In this new study, “Chemo-photothermal therapy combination elicits anti-tumor immunity against advanced metastatic cancer,” published in Nature Communications, it is reported that the development of a novel gold nanoparticle-based photothermal agent with extensive photothermal stability and efficiency. Strikingly, a single round of chemo-photothermal therapy generated robust anti-tumor immunity and achieved recurrence-free eradication of local primary tumors as well as untreated, distant tumors in more than 85% of mice bearing subcutaneous colon carcinoma. The team has also demonstrated that these animals had protective immunity against tumor relapse. Moreover, the same strategy also worked well in a highly aggressive model for advanced head and neck squamous cell carcinoma. Chemo-photothermal therapy strongly inhibited the lung metastasis of TC-1 tumors while effectively ablating the primary submucosa tumors.
“Our study sheds new light on a previously unrecognized, immunological facet of chemo-photothermal therapy,” said Dr. Jutaek Nam, the lead author of the study and a postdoctoral fellow in the Moon laboratory. “Our strategy offers a new approach for utilizing dying tumors cells for in situ cancer vaccination,” added Dr. Sejin Son, the co-lead author of the study and an Assistant Research Scientist in the Moon laboratory.

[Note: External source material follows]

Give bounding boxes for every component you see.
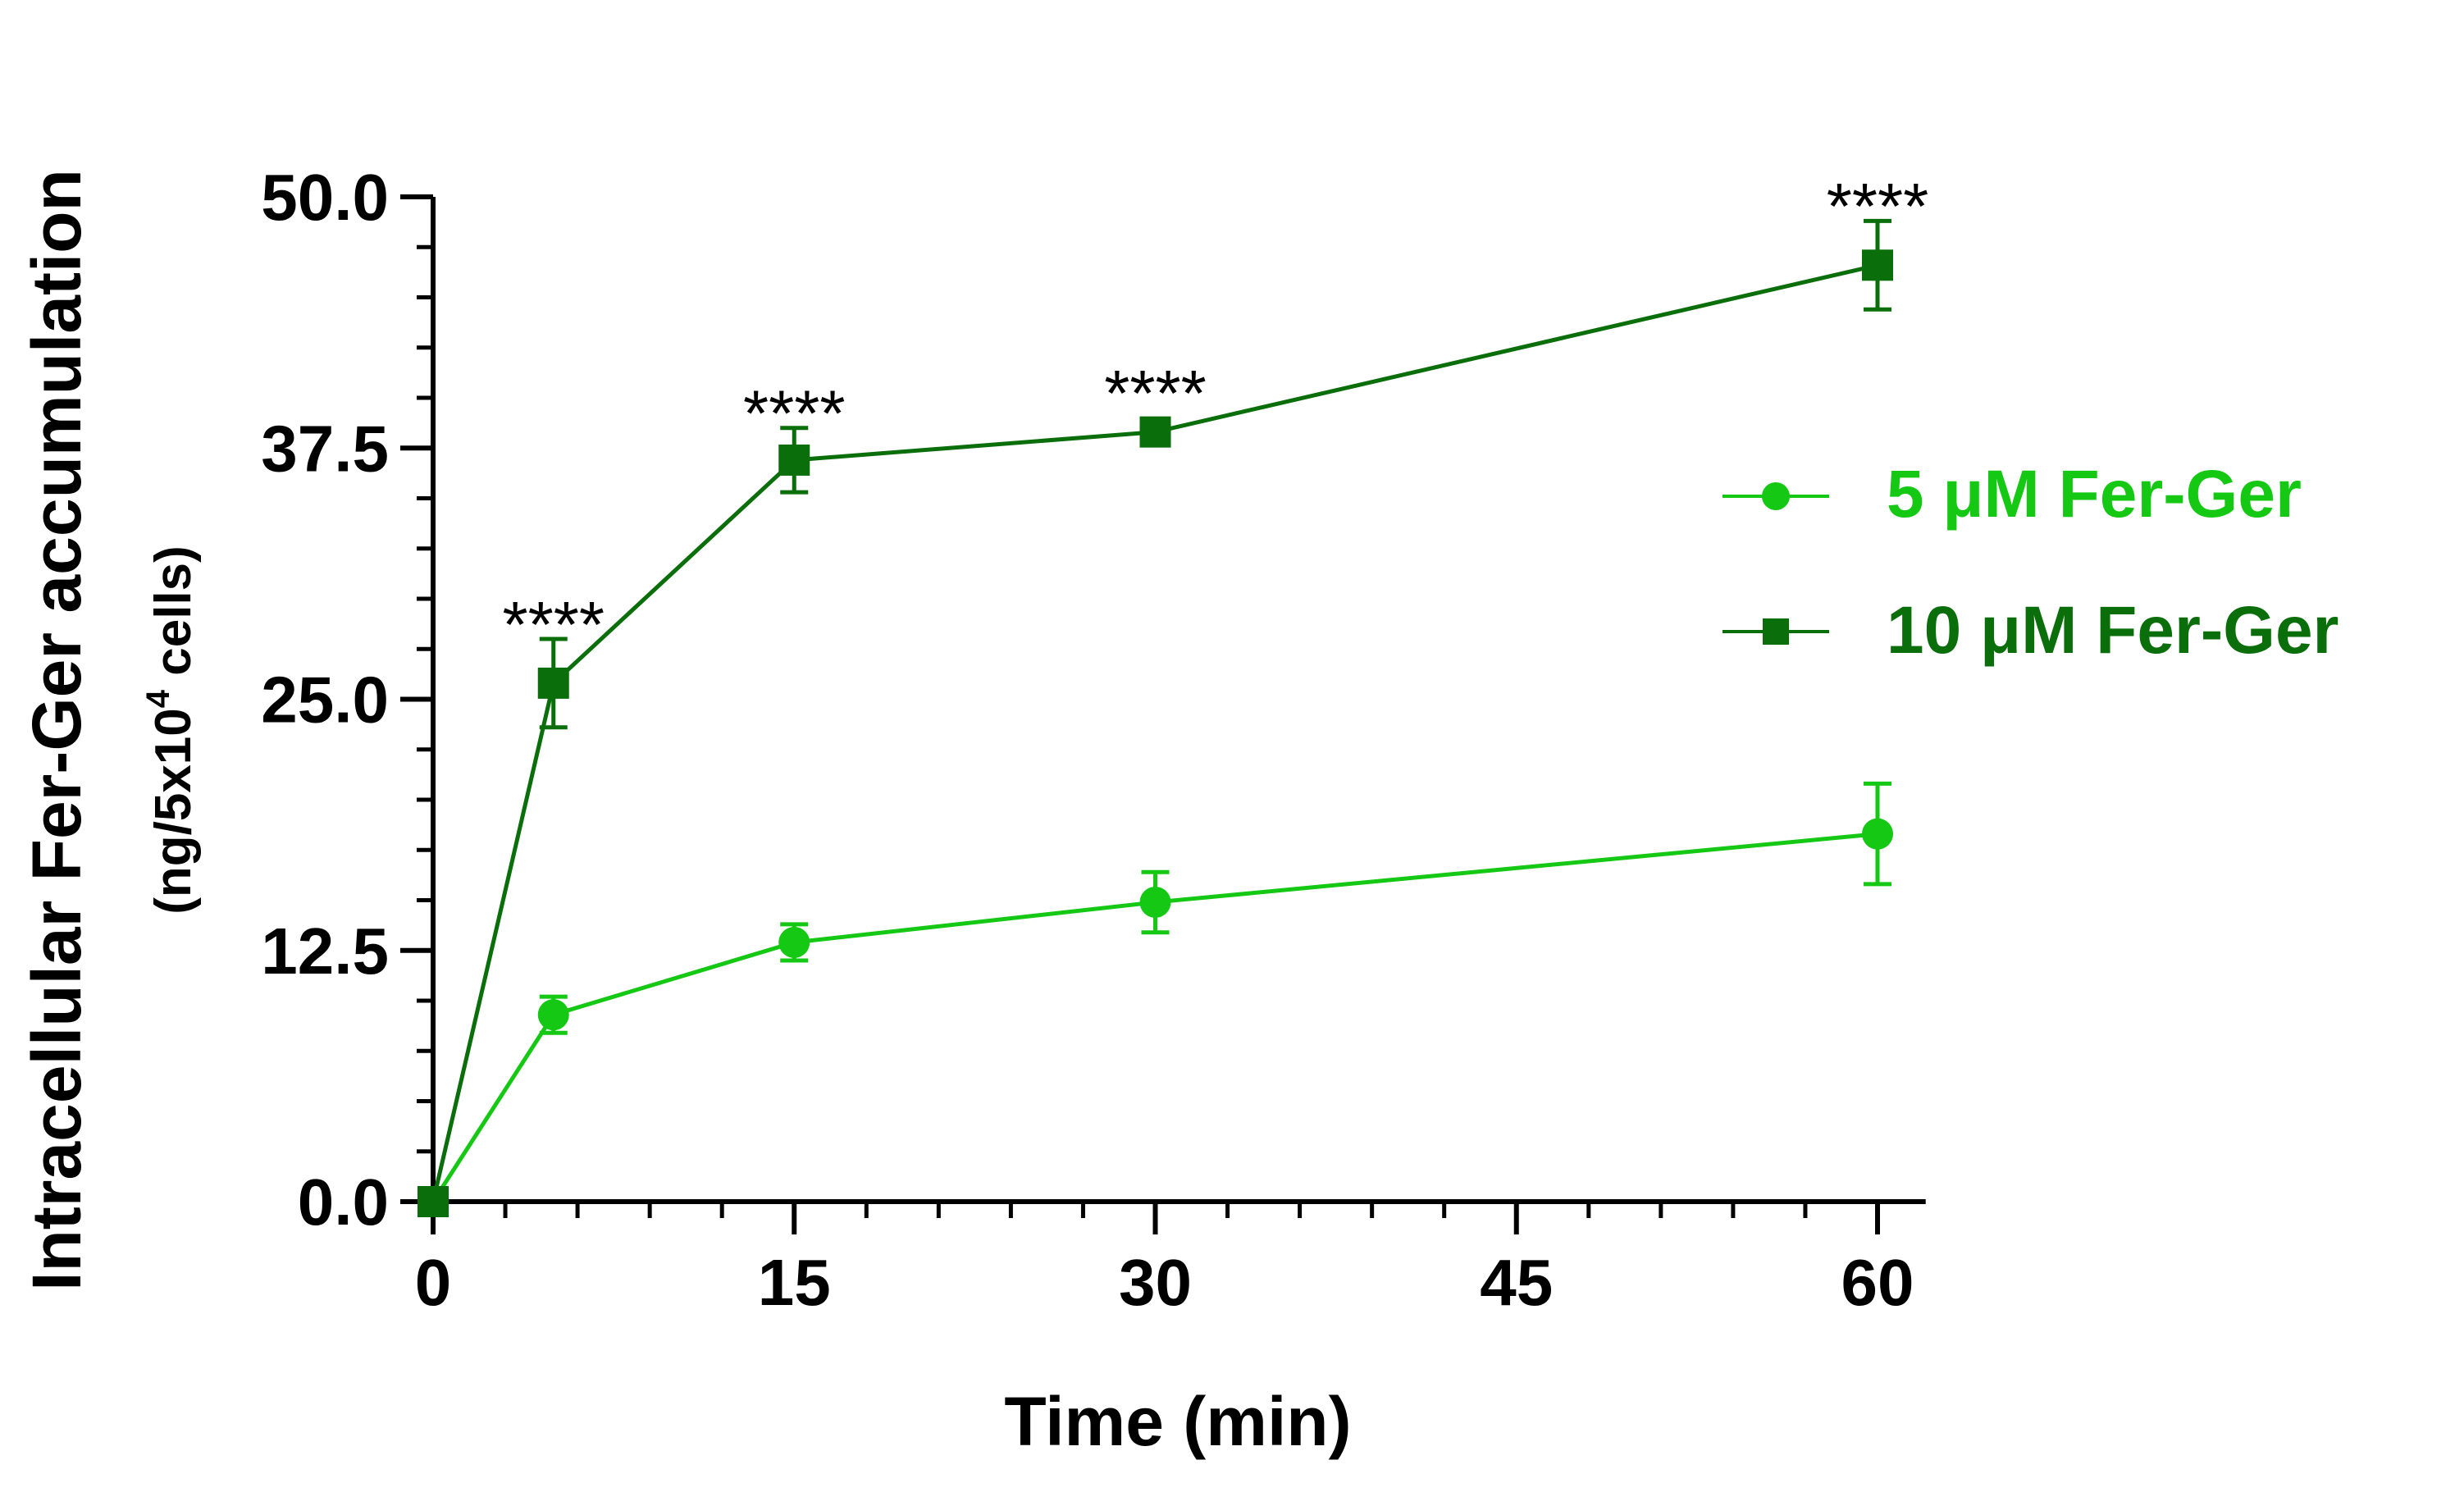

“These studies show the promise of anti-tumor immune responses and may lead to new therapeutic strategies against advanced cancer. Before clinical translation, we should carefully examine potential toxicities associated with metal-based photothermal agents used in these studies,” Dr. James Moon, John Gideon Searle Assistant Professor of Pharmaceutical Sciences, College of Pharmacy, added.